Cronenberg convierte los celos en la primera percepción de lo venenoso, lo temible, que se esconde a simple. Poco a poco, la isla espléndida y radiante, se convierte en su reverso oscuro. Para el director, es de considerable importancia el contraste. La sensación que Li Tolqa es un límite entre lo profano y lo humano. Y que más allá de la búsqueda de lo deseable, es, también, una puerta al infierno.

Sangre, sudor y vísceras 

Cuando James asesina en medio de una situación turbia a un local, la película da un viraje angustioso hasta lugares brutales. En especial, cuando Thresh (Thomas Krestchmann), el oficial de mayor rango en la isla, deja claro que la ley occidental y su sutileza, no tienen relación con la forma en que se impartirá justicia. La pena es morir o matar — ser asesinado o permitir una cruel agonía — en medio de una combinación extraña de ciencia ficción y el terror corporal que se hace más repugnante cada vez.
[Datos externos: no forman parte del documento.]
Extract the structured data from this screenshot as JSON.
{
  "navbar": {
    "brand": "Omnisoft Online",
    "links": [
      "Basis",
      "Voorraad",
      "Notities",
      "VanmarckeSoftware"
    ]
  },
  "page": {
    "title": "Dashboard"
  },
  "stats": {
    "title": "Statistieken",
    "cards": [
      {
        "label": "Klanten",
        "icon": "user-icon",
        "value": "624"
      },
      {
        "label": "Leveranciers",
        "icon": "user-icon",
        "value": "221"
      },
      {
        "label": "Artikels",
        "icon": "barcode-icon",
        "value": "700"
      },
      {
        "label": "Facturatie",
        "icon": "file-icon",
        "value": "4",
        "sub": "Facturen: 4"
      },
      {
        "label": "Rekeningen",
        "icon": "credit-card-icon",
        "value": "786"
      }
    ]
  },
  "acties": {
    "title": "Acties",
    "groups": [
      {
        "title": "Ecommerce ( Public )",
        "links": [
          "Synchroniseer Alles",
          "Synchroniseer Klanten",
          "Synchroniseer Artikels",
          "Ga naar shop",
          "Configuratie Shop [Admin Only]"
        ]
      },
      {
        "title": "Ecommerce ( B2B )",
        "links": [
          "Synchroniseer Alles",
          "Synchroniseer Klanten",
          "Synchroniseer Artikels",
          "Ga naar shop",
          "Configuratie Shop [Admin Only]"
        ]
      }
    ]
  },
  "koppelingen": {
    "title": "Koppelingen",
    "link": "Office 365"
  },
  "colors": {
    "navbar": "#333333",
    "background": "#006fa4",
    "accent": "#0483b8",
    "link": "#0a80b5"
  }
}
Cronenberg logra emparentar la idea de hasta dónde la capacidad de la crueldad puede manifestarse, con un juego de escenas sangrientas que enlazan hacia algo más perturbador. ¿Cada ser humano es esencia malvado? Es una pregunta que se repite, entre gritos de dolor y también, la experimentación de niveles desconcertantes de paranoia y pulsiones eróticas. Todo mezclado, en la percepción del instinto por lo pérfido como inevitable.

Por supuesto, la película tiene mucho de desvarío y nunca aclara del todo que no lo es. Entre la mezcla de ejecuciones públicas, de amputaciones corporales y gritos de angustia, poco a poco se transforma en un escenario cambiante que pierde su sentido del absurdo — que fue en el primer y segundo tramo, su mayor sostén — por algo menos comprensible. Una versión del sufrimiento físico y el placer, enlazados y reconectados en algo más brutal y corrosivo.

Al final, el filme es un festival de tortura pornográfica y un refinado instinto para la provocación. Ambas cosas no siempre van juntas, pero es evidente que Cronenberg crea una obra que apela a un instinto mayor. La necesidad de matar o de morir. O en cualquier caso, de convertir la mera existencia humana en un excelso suplicio. “Nadie podría decirlo” dice James, que podría ser el mismo o solo el eco del hombre que fue, mientras aplasta la cabeza a una figura encapuchada. Una de las tantas imágenes que destrozan la conexión entre el filo de la belleza y el horror que sostiene al filme.